I'm having problems with passing non-ASCII file name arguments to sqlite3.exe under Windows 10 1909: sqlite3.exe ä.sqlite opens or creates the file <invalid char>.sqlite.

This still happens when I change the codepage in cmd (with chcp) from the initial 850 (US) to 1252 (Western European) or 65001 (UTF-8). However, it doesn't happen if I activate the "UTF-8 for non-unicode programs" beta in settings.

It used to work some months ago in a MSBuild Task (which uses cmd) with SQLite 3.31.1. That might have been still under Windows 1903. Now this problem exists with both 3.31 and 3.33.0 and under cmd and Powershell.

Thanks in advance!

(2) By luuk on 2020-11-02 17:25:27 in reply to 1 [link] [source]

https://docs.microsoft.com/en-us/windows/win32/fileio/naming-a-file

"Use any character in the current code page for a name, including Unicode characters and characters in the extended character set (128–255)..."

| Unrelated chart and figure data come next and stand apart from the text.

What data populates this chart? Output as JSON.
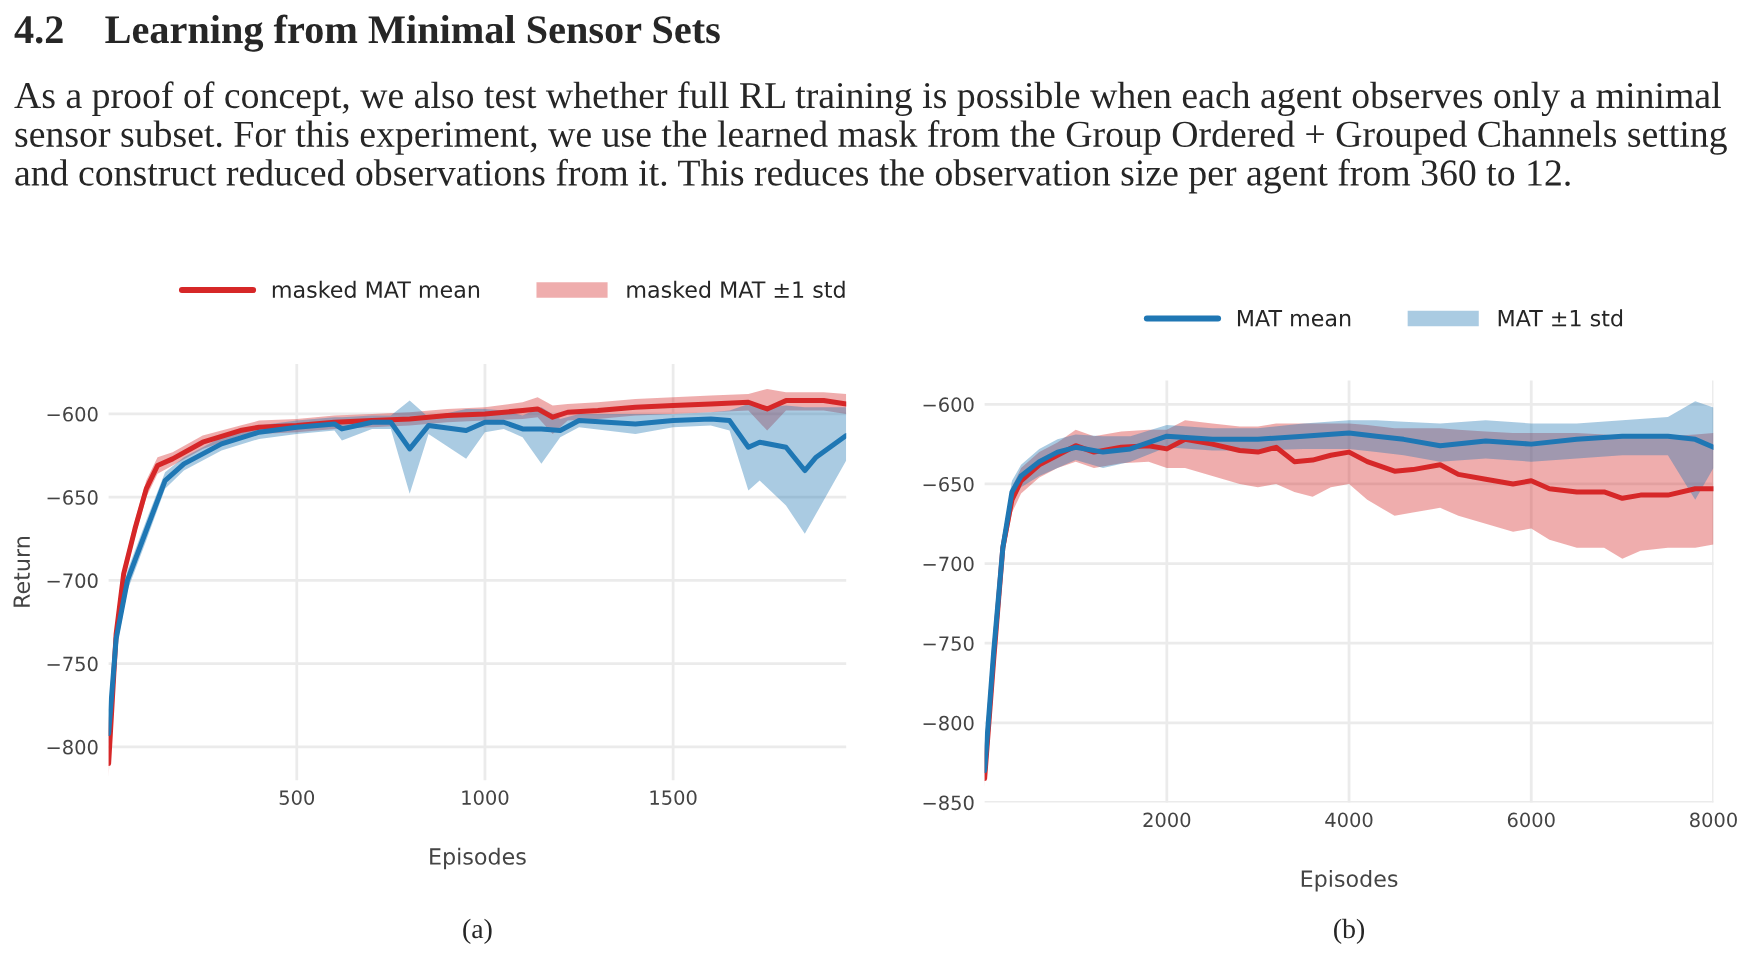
{
  "chart_data": [
    {
      "type": "other",
      "title": "4.2    Learning from Minimal Sensor Sets",
      "annotations": [
        "As a proof of concept, we also test whether full RL training is possible when each agent observes only a minimal sensor subset. For this experiment, we use the learned mask from the Group Ordered + Grouped Channels setting and construct reduced observations from it. This reduces the observation size per agent from 360 to 12."
      ]
    },
    {
      "type": "line",
      "xlabel": "Episodes",
      "ylabel": "Return",
      "xlim": [
        0,
        1960
      ],
      "ylim": [
        -820,
        -570
      ],
      "xticks": [
        500,
        1000,
        1500
      ],
      "yticks": [
        -800,
        -750,
        -700,
        -650,
        -600
      ],
      "grid": true,
      "legend": "top",
      "annotations": [
        "masked MAT ±1 std",
        "(a)"
      ],
      "series": [
        {
          "name": "masked MAT mean",
          "color": "#d62728",
          "x": [
            0,
            20,
            40,
            70,
            100,
            130,
            170,
            250,
            350,
            400,
            500,
            600,
            700,
            800,
            900,
            1000,
            1100,
            1140,
            1180,
            1220,
            1300,
            1400,
            1500,
            1600,
            1700,
            1750,
            1800,
            1900,
            1960
          ],
          "values": [
            -810,
            -732,
            -696,
            -669,
            -645,
            -631,
            -627,
            -617,
            -610,
            -608,
            -607,
            -605,
            -604,
            -603,
            -601,
            -600,
            -598,
            -597,
            -602,
            -599,
            -598,
            -596,
            -595,
            -594,
            -593,
            -597,
            -592,
            -592,
            -594
          ],
          "lower": [
            -818,
            -738,
            -701,
            -674,
            -650,
            -636,
            -631,
            -621,
            -613,
            -612,
            -611,
            -609,
            -608,
            -607,
            -605,
            -604,
            -603,
            -602,
            -612,
            -604,
            -603,
            -601,
            -600,
            -599,
            -598,
            -610,
            -598,
            -598,
            -600
          ],
          "upper": [
            -802,
            -726,
            -691,
            -664,
            -640,
            -626,
            -623,
            -613,
            -607,
            -604,
            -603,
            -601,
            -600,
            -599,
            -597,
            -596,
            -593,
            -590,
            -595,
            -594,
            -593,
            -591,
            -590,
            -589,
            -588,
            -585,
            -587,
            -587,
            -588
          ]
        },
        {
          "color": "#1f77b4",
          "x": [
            0,
            20,
            50,
            100,
            150,
            200,
            300,
            400,
            500,
            600,
            620,
            700,
            750,
            800,
            850,
            950,
            1000,
            1050,
            1100,
            1150,
            1200,
            1250,
            1400,
            1500,
            1600,
            1650,
            1700,
            1730,
            1800,
            1850,
            1880,
            1960
          ],
          "values": [
            -792,
            -735,
            -700,
            -670,
            -640,
            -630,
            -618,
            -611,
            -608,
            -606,
            -609,
            -605,
            -605,
            -621,
            -607,
            -610,
            -605,
            -605,
            -609,
            -609,
            -610,
            -604,
            -606,
            -604,
            -603,
            -604,
            -620,
            -617,
            -620,
            -634,
            -626,
            -613
          ],
          "lower": [
            -800,
            -742,
            -706,
            -676,
            -645,
            -634,
            -622,
            -615,
            -612,
            -610,
            -616,
            -609,
            -609,
            -648,
            -612,
            -627,
            -611,
            -609,
            -614,
            -630,
            -614,
            -608,
            -612,
            -608,
            -607,
            -610,
            -646,
            -640,
            -655,
            -672,
            -660,
            -628
          ],
          "upper": [
            -784,
            -728,
            -694,
            -664,
            -635,
            -626,
            -614,
            -607,
            -604,
            -602,
            -602,
            -601,
            -601,
            -592,
            -602,
            -597,
            -597,
            -598,
            -601,
            -596,
            -603,
            -600,
            -600,
            -600,
            -599,
            -598,
            -594,
            -596,
            -595,
            -596,
            -596,
            -596
          ]
        }
      ]
    },
    {
      "type": "line",
      "xlabel": "Episodes",
      "xlim": [
        0,
        8000
      ],
      "ylim": [
        -850,
        -585
      ],
      "xticks": [
        2000,
        4000,
        6000,
        8000
      ],
      "yticks": [
        -850,
        -800,
        -750,
        -700,
        -650,
        -600
      ],
      "grid": true,
      "legend": "top",
      "annotations": [
        "MAT ±1 std",
        "(b)"
      ],
      "series": [
        {
          "color": "#d62728",
          "x": [
            0,
            100,
            200,
            300,
            400,
            600,
            800,
            1000,
            1200,
            1500,
            1800,
            2000,
            2200,
            2500,
            2800,
            3000,
            3200,
            3400,
            3600,
            3800,
            4000,
            4200,
            4500,
            4700,
            5000,
            5200,
            5500,
            5800,
            6000,
            6200,
            6500,
            6800,
            7000,
            7200,
            7500,
            7800,
            8000
          ],
          "values": [
            -835,
            -760,
            -690,
            -660,
            -648,
            -638,
            -632,
            -626,
            -630,
            -627,
            -626,
            -628,
            -622,
            -625,
            -629,
            -630,
            -627,
            -636,
            -635,
            -632,
            -630,
            -636,
            -642,
            -641,
            -638,
            -644,
            -647,
            -650,
            -648,
            -653,
            -655,
            -655,
            -659,
            -657,
            -657,
            -653,
            -653
          ],
          "lower": [
            -840,
            -768,
            -698,
            -668,
            -656,
            -646,
            -640,
            -636,
            -640,
            -637,
            -636,
            -640,
            -640,
            -645,
            -650,
            -652,
            -650,
            -655,
            -658,
            -652,
            -650,
            -660,
            -670,
            -668,
            -665,
            -670,
            -675,
            -680,
            -678,
            -685,
            -690,
            -690,
            -697,
            -692,
            -690,
            -690,
            -688
          ],
          "upper": [
            -830,
            -752,
            -682,
            -652,
            -640,
            -630,
            -624,
            -616,
            -620,
            -617,
            -616,
            -616,
            -610,
            -612,
            -614,
            -614,
            -612,
            -612,
            -612,
            -612,
            -612,
            -613,
            -615,
            -615,
            -615,
            -616,
            -617,
            -618,
            -618,
            -618,
            -618,
            -619,
            -620,
            -620,
            -620,
            -619,
            -618
          ]
        },
        {
          "name": "MAT mean",
          "color": "#1f77b4",
          "x": [
            0,
            100,
            200,
            300,
            400,
            600,
            800,
            1000,
            1300,
            1600,
            2000,
            2500,
            3000,
            3500,
            4000,
            4300,
            4600,
            5000,
            5500,
            6000,
            6500,
            7000,
            7500,
            7800,
            8000
          ],
          "values": [
            -830,
            -755,
            -690,
            -655,
            -645,
            -636,
            -630,
            -627,
            -630,
            -628,
            -620,
            -622,
            -622,
            -620,
            -618,
            -620,
            -622,
            -626,
            -623,
            -625,
            -622,
            -620,
            -620,
            -622,
            -627
          ],
          "lower": [
            -836,
            -762,
            -697,
            -662,
            -652,
            -645,
            -640,
            -635,
            -640,
            -636,
            -627,
            -629,
            -629,
            -628,
            -628,
            -630,
            -632,
            -636,
            -634,
            -636,
            -634,
            -632,
            -632,
            -660,
            -640
          ],
          "upper": [
            -824,
            -748,
            -683,
            -648,
            -638,
            -628,
            -622,
            -619,
            -620,
            -620,
            -613,
            -615,
            -615,
            -612,
            -610,
            -610,
            -611,
            -612,
            -610,
            -612,
            -612,
            -610,
            -608,
            -598,
            -602
          ]
        }
      ]
    }
  ]
}
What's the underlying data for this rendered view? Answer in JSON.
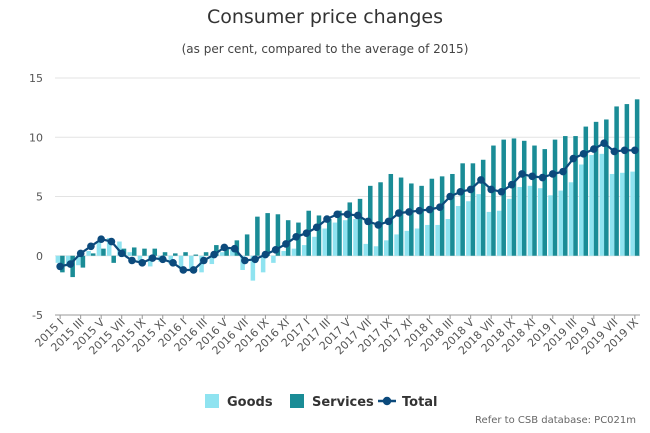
{
  "title": "Consumer price changes",
  "subtitle": "(as per cent, compared to the average of 2015)",
  "credit": "Refer to CSB database: PC021m",
  "colors": {
    "goods": "#8fe3f0",
    "services": "#1a8c96",
    "total": "#0c4a7c",
    "grid": "#e3e3e3",
    "axis": "#999999"
  },
  "chart_data": {
    "type": "bar",
    "ylim": [
      -5,
      15
    ],
    "yticks": [
      -5,
      0,
      5,
      10,
      15
    ],
    "x_tick_labels": [
      "2015 I",
      "2015 III",
      "2015 V",
      "2015 VII",
      "2015 IX",
      "2015 XI",
      "2016 I",
      "2016 III",
      "2016 V",
      "2016 VII",
      "2016 IX",
      "2016 XI",
      "2017 I",
      "2017 III",
      "2017 V",
      "2017 VII",
      "2017 IX",
      "2017 XI",
      "2018 I",
      "2018 III",
      "2018 V",
      "2018 VII",
      "2018 IX",
      "2018 XI",
      "2019 I",
      "2019 III",
      "2019 V",
      "2019 VII",
      "2019 IX"
    ],
    "categories": [
      "2015 I",
      "2015 II",
      "2015 III",
      "2015 IV",
      "2015 V",
      "2015 VI",
      "2015 VII",
      "2015 VIII",
      "2015 IX",
      "2015 X",
      "2015 XI",
      "2015 XII",
      "2016 I",
      "2016 II",
      "2016 III",
      "2016 IV",
      "2016 V",
      "2016 VI",
      "2016 VII",
      "2016 VIII",
      "2016 IX",
      "2016 X",
      "2016 XI",
      "2016 XII",
      "2017 I",
      "2017 II",
      "2017 III",
      "2017 IV",
      "2017 V",
      "2017 VI",
      "2017 VII",
      "2017 VIII",
      "2017 IX",
      "2017 X",
      "2017 XI",
      "2017 XII",
      "2018 I",
      "2018 II",
      "2018 III",
      "2018 IV",
      "2018 V",
      "2018 VI",
      "2018 VII",
      "2018 VIII",
      "2018 IX",
      "2018 X",
      "2018 XI",
      "2018 XII",
      "2019 I",
      "2019 II",
      "2019 III",
      "2019 IV",
      "2019 V",
      "2019 VI",
      "2019 VII",
      "2019 VIII",
      "2019 IX"
    ],
    "series": [
      {
        "name": "Goods",
        "type": "bar",
        "values": [
          -0.6,
          -0.9,
          -0.8,
          0.4,
          1.2,
          1.5,
          1.2,
          0.3,
          -0.6,
          -0.9,
          -0.5,
          -0.7,
          -1.1,
          -1.3,
          -1.4,
          -0.7,
          0.3,
          0.5,
          -1.2,
          -2.1,
          -1.4,
          -0.6,
          0.4,
          0.6,
          0.9,
          1.6,
          2.3,
          2.8,
          3.0,
          3.1,
          1.0,
          0.8,
          1.3,
          1.8,
          2.1,
          2.3,
          2.6,
          2.6,
          3.1,
          4.2,
          4.6,
          5.2,
          3.7,
          3.8,
          4.8,
          5.8,
          5.9,
          5.7,
          5.1,
          5.5,
          6.2,
          7.7,
          8.5,
          8.6,
          6.9,
          7.0,
          7.1
        ]
      },
      {
        "name": "Services",
        "type": "bar",
        "values": [
          -1.4,
          -1.8,
          -1.0,
          0.2,
          0.6,
          -0.6,
          0.6,
          0.7,
          0.6,
          0.6,
          0.3,
          0.2,
          0.3,
          0.1,
          0.3,
          0.9,
          0.6,
          1.3,
          1.8,
          3.3,
          3.6,
          3.5,
          3.0,
          2.8,
          3.8,
          3.4,
          3.1,
          3.8,
          4.5,
          4.8,
          5.9,
          6.2,
          6.9,
          6.6,
          6.1,
          5.9,
          6.5,
          6.7,
          6.9,
          7.8,
          7.8,
          8.1,
          9.3,
          9.8,
          9.9,
          9.7,
          9.3,
          9.0,
          9.8,
          10.1,
          10.1,
          10.9,
          11.3,
          11.5,
          12.6,
          12.8,
          13.2
        ]
      },
      {
        "name": "Total",
        "type": "line",
        "values": [
          -0.9,
          -0.7,
          0.2,
          0.8,
          1.4,
          1.2,
          0.2,
          -0.4,
          -0.6,
          -0.2,
          -0.3,
          -0.6,
          -1.2,
          -1.2,
          -0.4,
          0.1,
          0.7,
          0.6,
          -0.4,
          -0.3,
          0.1,
          0.5,
          1.0,
          1.6,
          1.9,
          2.4,
          3.1,
          3.5,
          3.5,
          3.4,
          2.9,
          2.6,
          2.9,
          3.6,
          3.7,
          3.8,
          3.9,
          4.1,
          5.0,
          5.4,
          5.6,
          6.4,
          5.6,
          5.4,
          6.0,
          6.9,
          6.7,
          6.6,
          6.9,
          7.1,
          8.2,
          8.6,
          9.0,
          9.5,
          8.8,
          8.9,
          8.9
        ]
      }
    ],
    "legend": {
      "position": "bottom-center",
      "items": [
        "Goods",
        "Services",
        "Total"
      ]
    },
    "grid": true
  }
}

They are making things things hard for themselves at microsoft...

I do think this is more a Windows bug then a bug in SQLITE?

(3) By little-brother on 2020-11-02 23:35:50 in reply to 1 [link] [source]

Try to convert a database name from cp437 (used PowerShell by default) to utf8 and then pass the name to sqlite.

(4) By Matthias Droste (mdrost) on 2020-11-03 09:03:46 in reply to 3 [source]

Since our usecase is MSBuild tasks that generate data for unit tests from sql scripts (for source control friendlyness), converting the filenames isn't really practical. However, we do have other workarounds:

  • Manually renaming the problematic files is feasible.
  • We could quickly write our own utility program that applies a sql script to a db.

(5) By Matthias Droste (mdrost) on 2020-11-03 09:43:52 in reply to 2 [link] [source]

Looking at the source of the shell (shell.c.in), I think I see the problem:

  1. On Windows the entry point is a wmain() (line 10807), so arguments are passed as utf16 - the code page doesn't matter here.
  2. In L10877 ff. all arguments are converted to utf8. BTW: is overwriting the wchar*'s in argv with char* legal C?
  3. In L10925 the file path in utf8 is assigned to data.zDbFilename.
  4. At least in L11080 that path is passed to _access(), which would expect the path in the current code page. I assume the same pattern exists in the actual file creation call. That would explain why it works with the "utf8 codepage" system setting.